Members of the committee convened in person in Brussels on 28 May to finalise the proposals.
This is according to independent chair of the committee, Giovanni Sabatini, who, speaking at The Network Forum in Madrid, said the team is now working to collect all of the recommendations into a single report – due to be published at the end of this month.
“We have been able to run fast in less than five months to be able to agree on multiple complex recommendations, starting from the new operational timetable,” Sabatini said.
The industry has 27 months to go to the go-live date of T+1 across the EU, the UK and Switzerland – with policymakers and industry groups urging market participants to begin their preparations as soon as possible, to ensure a smooth transition.
During the panel, the audience were asked whether they had begun budgeting for T+1. Four in 10 (39%) respondents stating that they had not, but plan to do so soon.
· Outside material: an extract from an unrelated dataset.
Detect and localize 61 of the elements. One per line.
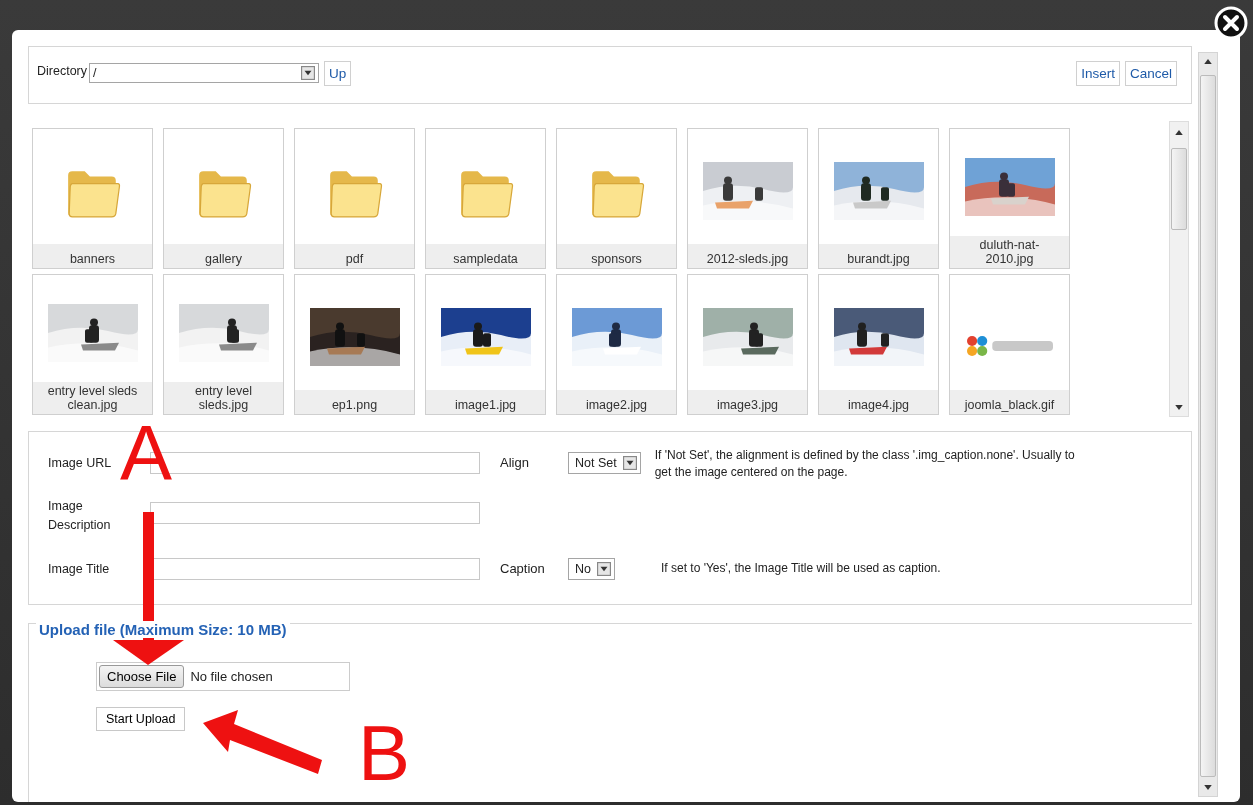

A further 3% said they have no immediate plans to start budgeting.
“We have a communication strategy to ensure we will be able to reach all market participants in the 27 jurisdictions,” Sabatini added. “It’s a big effort. We will be there to push for adherence to our recommendations.”
A recently published study from Firebrand Research found that the spend for the largest custodians on Europe’s transition to a T+1 settlement cycle is likely to top out at $36 million – including staffing and technology costs.
Virginie O’Shea, founder of Firebrand Research, said: “The European move to T+1 is undoubtedly much more complex from a planning and implementation standpoint than the North American transition. Not only are there more currencies, market infrastructures, market participants and regulators involved, but there are also significantly different market practices to accommodate.”